His gaze sharpened. “That’s why you were interested in the belt buckles.”

“I wondered if you had iron,” she admitted.

“Because you knew that imp might come?”

She hesitated, just a moment too long.

His gaze sharpened another strop. “What is going on, Adelyn?” He drew out the syllables of her name just a touch, as if he questioned it.

The suspicion stung, although of course she had lied about everything else.

But how could she explain without putting him in danger? Queen Ankha had strict policies against initiating humans into fae mysteries. At least humans who weren’t trapped in the faedrealii and her bed. Turning the accusation around, she challenged, “If I had said, ‘I’m a fairy princess in need of rescue,’ would you have believed me?”

“Probably.”

The way he said it made her think he was telling the truth.
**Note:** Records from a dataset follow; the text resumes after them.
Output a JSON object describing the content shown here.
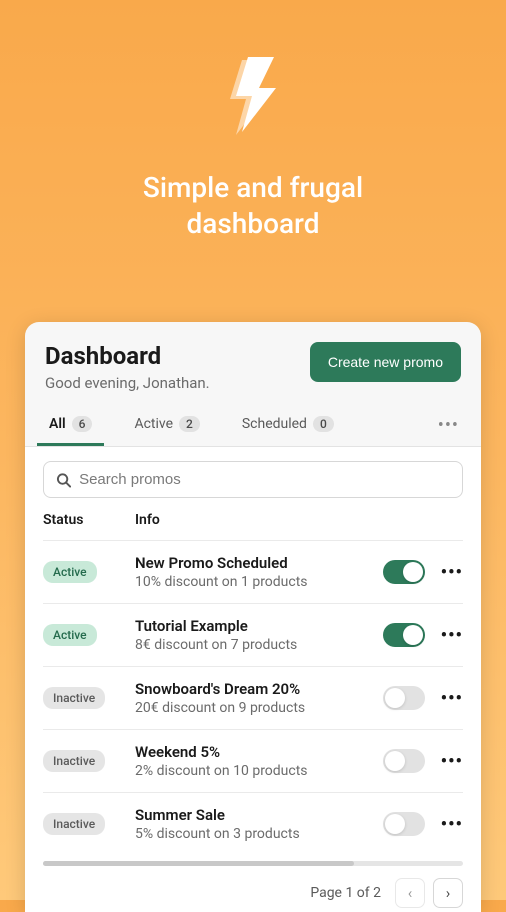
{
  "hero": {
    "title_line1": "Simple and frugal",
    "title_line2": "dashboard"
  },
  "header": {
    "title": "Dashboard",
    "greeting": "Good evening, Jonathan.",
    "create_button": "Create new promo"
  },
  "tabs": [
    {
      "label": "All",
      "count": "6",
      "active": true
    },
    {
      "label": "Active",
      "count": "2",
      "active": false
    },
    {
      "label": "Scheduled",
      "count": "0",
      "active": false
    }
  ],
  "search": {
    "placeholder": "Search promos"
  },
  "table": {
    "head_status": "Status",
    "head_info": "Info"
  },
  "rows": [
    {
      "status": "Active",
      "status_kind": "active",
      "title": "New Promo Scheduled",
      "sub": "10% discount on 1 products",
      "on": true
    },
    {
      "status": "Active",
      "status_kind": "active",
      "title": "Tutorial Example",
      "sub": "8€ discount on 7 products",
      "on": true
    },
    {
      "status": "Inactive",
      "status_kind": "inactive",
      "title": "Snowboard's Dream 20%",
      "sub": "20€ discount on 9 products",
      "on": false
    },
    {
      "status": "Inactive",
      "status_kind": "inactive",
      "title": "Weekend 5%",
      "sub": "2% discount on 10 products",
      "on": false
    },
    {
      "status": "Inactive",
      "status_kind": "inactive",
      "title": "Summer Sale",
      "sub": "5% discount on 3 products",
      "on": false
    }
  ],
  "pager": {
    "text": "Page 1 of 2",
    "prev": "‹",
    "next": "›"
  }
}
Too bad she couldn’t afford to do the same.

She swallowed back the urge to tell him everything. “I don’t want you to be hurt because of me.” Merely looking at the rip in his coat, she felt as if the tear went through her own chest.

He must have heard the sincerity in her tone because his gaze softened. “I won’t let anyone—or anything—touch you.” He went to the couch and patted the seat beside him. “Was that imp after you?”

She wanted to stand on her own, but his big body with the strong crook of his arm across the back of the couch was too tempting. She joined him and curled into his chest. “I don’t know what it wanted. But nothing good.”

“Yeah, I got that part. So what next?”

“No one will come looking for it until tomorrow night. They prefer to avoid daylight when they might encounter humans who might see what they are.” She broke off.

Josh sighed. “Humans. Right. Like me. Which you are not.” He rubbed his forehead as if he could force the new reality into his skull. “And who is ‘they’?”